Wow, thank you for that very extensive answer (i.e. for essentially writing some documentation of code-in-progress just for me (-:O ). I thought that I also tried annotating things as judgement but I guess I didn't get the right combination of that syntax with the different ascription syntax :>.

One question: when I ascribe something to a type like c : A, as in the version that worked in my original question, does that mean the same thing as c :? (?? : A)?

[mikeshulman]

Ah, I see what i didn't figure out. The error message highlighted the entire expression abstract x (foo s False), so when it said "cannot determine the type of this expression, please annotate it" I assumed that the entire expression was being referred to by "this" and "it", so I only tried annotations like abstract x (foo s False) :> judgement and not the correct abstract x (foo s False :> judgement).

[haselwarter]

Yeah the annotation on recursive functions is a bit unfortunate right now, we'll fix that.

The error being reported on the abstract x c rather than on the c seems legit to me, but annotating as abstract x c :> judgement should also solve the issue.

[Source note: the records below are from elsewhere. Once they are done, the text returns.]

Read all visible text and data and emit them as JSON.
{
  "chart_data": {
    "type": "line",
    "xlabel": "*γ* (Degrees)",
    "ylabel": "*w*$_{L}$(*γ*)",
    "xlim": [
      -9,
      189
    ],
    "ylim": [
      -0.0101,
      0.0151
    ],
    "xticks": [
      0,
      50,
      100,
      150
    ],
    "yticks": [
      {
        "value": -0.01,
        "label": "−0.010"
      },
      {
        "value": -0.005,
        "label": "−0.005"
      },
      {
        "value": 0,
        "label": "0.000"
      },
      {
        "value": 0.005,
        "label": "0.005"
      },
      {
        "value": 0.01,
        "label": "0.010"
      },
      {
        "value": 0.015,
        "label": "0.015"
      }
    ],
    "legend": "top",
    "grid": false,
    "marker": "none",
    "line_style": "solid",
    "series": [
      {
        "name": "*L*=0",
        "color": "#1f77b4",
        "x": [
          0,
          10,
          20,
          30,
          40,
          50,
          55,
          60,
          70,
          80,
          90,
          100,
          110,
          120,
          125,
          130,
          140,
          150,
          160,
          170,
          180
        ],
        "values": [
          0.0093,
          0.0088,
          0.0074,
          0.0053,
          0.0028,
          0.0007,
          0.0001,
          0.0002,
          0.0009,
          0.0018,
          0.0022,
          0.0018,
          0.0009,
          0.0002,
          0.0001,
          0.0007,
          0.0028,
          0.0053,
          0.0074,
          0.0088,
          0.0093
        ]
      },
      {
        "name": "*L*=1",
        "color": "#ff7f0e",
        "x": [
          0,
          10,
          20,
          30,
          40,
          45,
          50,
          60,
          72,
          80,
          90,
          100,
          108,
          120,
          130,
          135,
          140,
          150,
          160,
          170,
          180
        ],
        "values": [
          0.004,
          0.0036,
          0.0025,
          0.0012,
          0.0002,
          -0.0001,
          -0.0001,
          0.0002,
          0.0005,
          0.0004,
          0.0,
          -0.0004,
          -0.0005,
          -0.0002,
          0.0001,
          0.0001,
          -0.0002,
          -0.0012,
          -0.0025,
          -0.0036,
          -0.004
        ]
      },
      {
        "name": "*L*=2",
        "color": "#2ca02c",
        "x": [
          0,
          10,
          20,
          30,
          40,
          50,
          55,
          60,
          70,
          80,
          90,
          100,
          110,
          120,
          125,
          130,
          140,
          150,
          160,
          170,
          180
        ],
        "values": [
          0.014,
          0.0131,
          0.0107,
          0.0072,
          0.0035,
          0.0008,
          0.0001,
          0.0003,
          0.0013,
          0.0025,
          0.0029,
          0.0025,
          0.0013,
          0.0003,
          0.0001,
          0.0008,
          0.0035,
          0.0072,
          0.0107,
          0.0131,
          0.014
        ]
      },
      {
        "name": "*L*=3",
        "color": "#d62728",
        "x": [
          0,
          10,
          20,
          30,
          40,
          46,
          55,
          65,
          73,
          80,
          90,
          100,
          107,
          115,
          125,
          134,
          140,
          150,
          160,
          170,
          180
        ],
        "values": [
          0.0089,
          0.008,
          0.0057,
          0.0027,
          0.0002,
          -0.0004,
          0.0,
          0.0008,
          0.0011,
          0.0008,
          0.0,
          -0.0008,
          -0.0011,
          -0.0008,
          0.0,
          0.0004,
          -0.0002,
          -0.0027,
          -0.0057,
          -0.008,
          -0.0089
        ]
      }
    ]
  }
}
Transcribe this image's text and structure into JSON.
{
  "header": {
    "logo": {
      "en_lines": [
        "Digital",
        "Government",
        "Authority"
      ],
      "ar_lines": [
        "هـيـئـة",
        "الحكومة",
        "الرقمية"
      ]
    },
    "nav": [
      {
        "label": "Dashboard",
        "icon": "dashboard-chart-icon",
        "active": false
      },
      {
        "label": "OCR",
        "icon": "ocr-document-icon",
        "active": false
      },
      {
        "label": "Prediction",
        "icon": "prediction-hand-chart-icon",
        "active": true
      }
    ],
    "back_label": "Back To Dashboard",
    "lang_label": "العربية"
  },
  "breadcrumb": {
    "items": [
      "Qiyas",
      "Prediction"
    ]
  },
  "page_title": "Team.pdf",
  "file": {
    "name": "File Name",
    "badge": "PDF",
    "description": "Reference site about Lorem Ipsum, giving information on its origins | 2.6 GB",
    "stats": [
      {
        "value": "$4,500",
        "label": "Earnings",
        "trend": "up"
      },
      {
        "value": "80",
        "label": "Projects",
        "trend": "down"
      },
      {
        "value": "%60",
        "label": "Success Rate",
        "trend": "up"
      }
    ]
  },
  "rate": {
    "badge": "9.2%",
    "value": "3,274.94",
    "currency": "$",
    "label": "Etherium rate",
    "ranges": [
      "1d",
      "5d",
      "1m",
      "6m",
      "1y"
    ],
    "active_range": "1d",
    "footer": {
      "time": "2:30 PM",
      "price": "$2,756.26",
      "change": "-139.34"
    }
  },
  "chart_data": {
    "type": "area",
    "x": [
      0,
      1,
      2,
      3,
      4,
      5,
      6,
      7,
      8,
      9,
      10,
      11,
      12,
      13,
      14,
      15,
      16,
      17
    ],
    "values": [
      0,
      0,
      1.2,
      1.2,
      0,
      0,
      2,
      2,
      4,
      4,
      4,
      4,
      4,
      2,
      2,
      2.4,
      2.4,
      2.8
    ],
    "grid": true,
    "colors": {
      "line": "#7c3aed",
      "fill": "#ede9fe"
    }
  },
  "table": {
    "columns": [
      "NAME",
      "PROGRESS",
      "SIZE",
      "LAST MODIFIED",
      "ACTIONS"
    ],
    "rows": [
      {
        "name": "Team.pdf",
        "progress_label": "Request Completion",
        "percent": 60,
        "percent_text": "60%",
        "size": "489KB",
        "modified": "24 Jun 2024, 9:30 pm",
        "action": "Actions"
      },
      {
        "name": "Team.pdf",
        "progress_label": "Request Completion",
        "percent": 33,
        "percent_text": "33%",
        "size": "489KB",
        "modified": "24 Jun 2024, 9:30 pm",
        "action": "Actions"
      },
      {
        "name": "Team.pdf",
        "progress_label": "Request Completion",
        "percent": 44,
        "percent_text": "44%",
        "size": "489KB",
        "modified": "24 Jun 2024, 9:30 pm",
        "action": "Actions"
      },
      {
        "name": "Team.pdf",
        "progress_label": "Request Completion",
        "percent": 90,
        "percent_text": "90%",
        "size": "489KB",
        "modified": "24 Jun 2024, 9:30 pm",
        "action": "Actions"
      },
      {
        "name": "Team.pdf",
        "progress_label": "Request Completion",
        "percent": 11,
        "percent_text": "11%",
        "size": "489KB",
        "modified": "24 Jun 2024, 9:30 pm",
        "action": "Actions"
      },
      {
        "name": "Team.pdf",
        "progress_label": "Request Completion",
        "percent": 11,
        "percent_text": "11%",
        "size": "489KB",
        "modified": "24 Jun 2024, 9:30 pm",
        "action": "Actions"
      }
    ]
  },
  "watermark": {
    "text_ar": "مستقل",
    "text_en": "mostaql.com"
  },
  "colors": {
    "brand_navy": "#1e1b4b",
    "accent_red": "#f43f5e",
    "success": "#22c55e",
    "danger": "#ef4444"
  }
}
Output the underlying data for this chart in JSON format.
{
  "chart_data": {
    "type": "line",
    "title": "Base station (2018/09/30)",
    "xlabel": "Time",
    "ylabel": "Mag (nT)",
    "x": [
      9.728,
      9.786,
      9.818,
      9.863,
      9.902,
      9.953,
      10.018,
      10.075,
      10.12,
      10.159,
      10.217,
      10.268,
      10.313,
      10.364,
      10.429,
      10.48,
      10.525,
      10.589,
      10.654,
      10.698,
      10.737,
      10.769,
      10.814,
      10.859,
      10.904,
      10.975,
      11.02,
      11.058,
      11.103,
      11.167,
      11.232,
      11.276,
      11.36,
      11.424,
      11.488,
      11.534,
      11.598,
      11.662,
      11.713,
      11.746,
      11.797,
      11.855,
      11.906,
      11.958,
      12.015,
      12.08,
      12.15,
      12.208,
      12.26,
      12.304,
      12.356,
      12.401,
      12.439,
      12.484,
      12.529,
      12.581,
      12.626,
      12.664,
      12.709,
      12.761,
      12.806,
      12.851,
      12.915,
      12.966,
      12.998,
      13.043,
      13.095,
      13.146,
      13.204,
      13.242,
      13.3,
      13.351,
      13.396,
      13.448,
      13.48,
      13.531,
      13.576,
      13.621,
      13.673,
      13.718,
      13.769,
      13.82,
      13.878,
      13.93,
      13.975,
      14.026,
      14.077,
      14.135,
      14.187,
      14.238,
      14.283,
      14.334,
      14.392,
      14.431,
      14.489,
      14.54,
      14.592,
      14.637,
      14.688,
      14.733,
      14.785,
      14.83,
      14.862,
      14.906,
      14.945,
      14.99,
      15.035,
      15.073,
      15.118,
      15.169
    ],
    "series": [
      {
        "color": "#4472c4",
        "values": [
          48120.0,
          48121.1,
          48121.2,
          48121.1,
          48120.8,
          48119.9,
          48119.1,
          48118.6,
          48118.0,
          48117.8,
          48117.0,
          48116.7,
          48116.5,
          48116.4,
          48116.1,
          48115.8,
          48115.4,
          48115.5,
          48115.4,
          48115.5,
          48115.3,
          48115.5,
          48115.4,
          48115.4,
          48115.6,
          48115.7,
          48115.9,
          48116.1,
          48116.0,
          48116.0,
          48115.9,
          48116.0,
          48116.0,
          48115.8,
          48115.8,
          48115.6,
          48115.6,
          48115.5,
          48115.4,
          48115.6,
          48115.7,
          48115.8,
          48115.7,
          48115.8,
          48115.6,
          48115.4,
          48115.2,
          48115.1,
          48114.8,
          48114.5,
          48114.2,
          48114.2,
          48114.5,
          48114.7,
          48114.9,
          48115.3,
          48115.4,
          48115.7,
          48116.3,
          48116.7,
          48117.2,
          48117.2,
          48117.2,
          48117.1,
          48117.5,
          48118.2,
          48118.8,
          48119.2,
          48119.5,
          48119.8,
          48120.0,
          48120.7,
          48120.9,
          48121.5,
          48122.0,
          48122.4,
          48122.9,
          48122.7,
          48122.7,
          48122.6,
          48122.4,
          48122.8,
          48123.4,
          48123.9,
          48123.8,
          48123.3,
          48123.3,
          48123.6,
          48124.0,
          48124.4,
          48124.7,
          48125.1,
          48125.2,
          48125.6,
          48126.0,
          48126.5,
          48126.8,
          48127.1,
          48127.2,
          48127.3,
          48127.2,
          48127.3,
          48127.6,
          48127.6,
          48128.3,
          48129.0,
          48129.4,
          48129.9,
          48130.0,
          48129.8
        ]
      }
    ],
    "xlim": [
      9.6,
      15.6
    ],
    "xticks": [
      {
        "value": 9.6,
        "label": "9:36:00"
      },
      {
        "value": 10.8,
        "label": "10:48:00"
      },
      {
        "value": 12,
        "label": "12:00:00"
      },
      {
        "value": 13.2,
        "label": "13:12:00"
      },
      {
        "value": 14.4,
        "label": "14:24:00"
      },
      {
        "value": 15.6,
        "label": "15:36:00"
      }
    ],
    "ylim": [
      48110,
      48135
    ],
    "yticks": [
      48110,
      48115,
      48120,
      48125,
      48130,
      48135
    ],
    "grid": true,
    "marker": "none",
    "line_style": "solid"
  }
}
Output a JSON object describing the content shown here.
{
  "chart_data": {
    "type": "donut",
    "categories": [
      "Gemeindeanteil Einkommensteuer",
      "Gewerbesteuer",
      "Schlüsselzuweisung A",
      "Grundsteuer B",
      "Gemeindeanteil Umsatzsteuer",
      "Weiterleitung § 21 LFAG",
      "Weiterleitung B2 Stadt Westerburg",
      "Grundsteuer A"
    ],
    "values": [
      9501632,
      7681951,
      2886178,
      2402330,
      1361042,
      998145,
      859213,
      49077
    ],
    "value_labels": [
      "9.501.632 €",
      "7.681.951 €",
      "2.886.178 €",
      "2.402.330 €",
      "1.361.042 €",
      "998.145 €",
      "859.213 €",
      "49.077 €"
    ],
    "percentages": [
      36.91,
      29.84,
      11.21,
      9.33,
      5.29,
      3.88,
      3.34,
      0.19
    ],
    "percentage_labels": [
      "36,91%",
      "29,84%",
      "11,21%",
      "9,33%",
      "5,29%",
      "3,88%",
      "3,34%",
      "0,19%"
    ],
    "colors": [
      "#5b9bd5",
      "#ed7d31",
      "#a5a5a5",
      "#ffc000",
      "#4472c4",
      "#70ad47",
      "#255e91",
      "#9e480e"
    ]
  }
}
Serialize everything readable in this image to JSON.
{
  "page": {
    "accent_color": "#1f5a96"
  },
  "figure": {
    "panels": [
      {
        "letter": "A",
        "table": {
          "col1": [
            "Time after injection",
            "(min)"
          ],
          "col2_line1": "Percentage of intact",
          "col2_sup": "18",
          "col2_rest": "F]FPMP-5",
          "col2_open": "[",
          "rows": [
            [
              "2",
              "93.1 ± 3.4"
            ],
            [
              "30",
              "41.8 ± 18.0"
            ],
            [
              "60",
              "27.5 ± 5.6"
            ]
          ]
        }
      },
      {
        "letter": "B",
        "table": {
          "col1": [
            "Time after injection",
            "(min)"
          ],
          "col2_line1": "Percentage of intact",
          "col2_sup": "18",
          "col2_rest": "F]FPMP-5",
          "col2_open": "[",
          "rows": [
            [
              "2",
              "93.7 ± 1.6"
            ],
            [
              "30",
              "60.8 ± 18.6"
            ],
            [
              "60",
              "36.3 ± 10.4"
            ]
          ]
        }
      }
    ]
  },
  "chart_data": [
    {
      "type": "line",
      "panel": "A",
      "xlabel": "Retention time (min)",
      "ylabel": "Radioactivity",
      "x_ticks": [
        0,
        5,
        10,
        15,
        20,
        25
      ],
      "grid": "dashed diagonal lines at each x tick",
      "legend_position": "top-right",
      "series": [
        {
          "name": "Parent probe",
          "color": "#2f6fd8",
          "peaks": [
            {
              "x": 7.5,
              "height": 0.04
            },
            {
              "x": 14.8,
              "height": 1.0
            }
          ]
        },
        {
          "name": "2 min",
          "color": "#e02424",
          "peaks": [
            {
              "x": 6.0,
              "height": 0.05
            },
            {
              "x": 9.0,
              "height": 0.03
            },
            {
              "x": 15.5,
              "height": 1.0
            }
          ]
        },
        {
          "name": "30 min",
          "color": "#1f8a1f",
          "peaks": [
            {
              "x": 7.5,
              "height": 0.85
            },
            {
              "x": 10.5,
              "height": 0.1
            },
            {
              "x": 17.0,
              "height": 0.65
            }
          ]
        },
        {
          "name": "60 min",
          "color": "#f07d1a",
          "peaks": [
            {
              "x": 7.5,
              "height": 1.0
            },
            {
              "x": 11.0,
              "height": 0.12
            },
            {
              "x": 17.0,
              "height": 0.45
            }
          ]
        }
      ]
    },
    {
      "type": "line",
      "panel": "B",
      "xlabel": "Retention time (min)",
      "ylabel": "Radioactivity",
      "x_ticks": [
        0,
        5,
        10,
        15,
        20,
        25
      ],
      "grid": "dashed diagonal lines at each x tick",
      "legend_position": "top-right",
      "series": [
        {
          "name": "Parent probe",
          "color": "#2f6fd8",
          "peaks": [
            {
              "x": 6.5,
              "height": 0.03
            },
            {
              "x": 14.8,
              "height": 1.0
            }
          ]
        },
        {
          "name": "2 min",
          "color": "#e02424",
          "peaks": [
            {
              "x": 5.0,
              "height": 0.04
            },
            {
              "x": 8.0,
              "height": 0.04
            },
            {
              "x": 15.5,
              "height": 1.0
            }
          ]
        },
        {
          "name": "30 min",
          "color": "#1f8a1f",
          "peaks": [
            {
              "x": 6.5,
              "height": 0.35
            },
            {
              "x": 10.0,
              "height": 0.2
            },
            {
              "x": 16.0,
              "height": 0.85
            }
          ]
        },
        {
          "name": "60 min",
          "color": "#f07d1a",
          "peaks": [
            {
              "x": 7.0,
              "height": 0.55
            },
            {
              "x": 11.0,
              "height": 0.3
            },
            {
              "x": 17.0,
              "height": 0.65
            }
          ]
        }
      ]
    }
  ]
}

I'll look into this.

Indeed, c : A is exactly the same thing as c :? (?? : A) ! If we had macros / notations, we could even define it that way, but currently it's a special syntax for a (supposedly) common use case.

[mikeshulman]

It's too bad there can't be a parallel syntax for equalities, especially since the syntax for defining rules is parallel:

rule a : A
rule e : a == b : A
(c : A)
(c : a == b : A)  (* doesn't work *)

[mikeshulman]

Is there a way for an AML function to explicitly access the boundary that's been given to it, if any?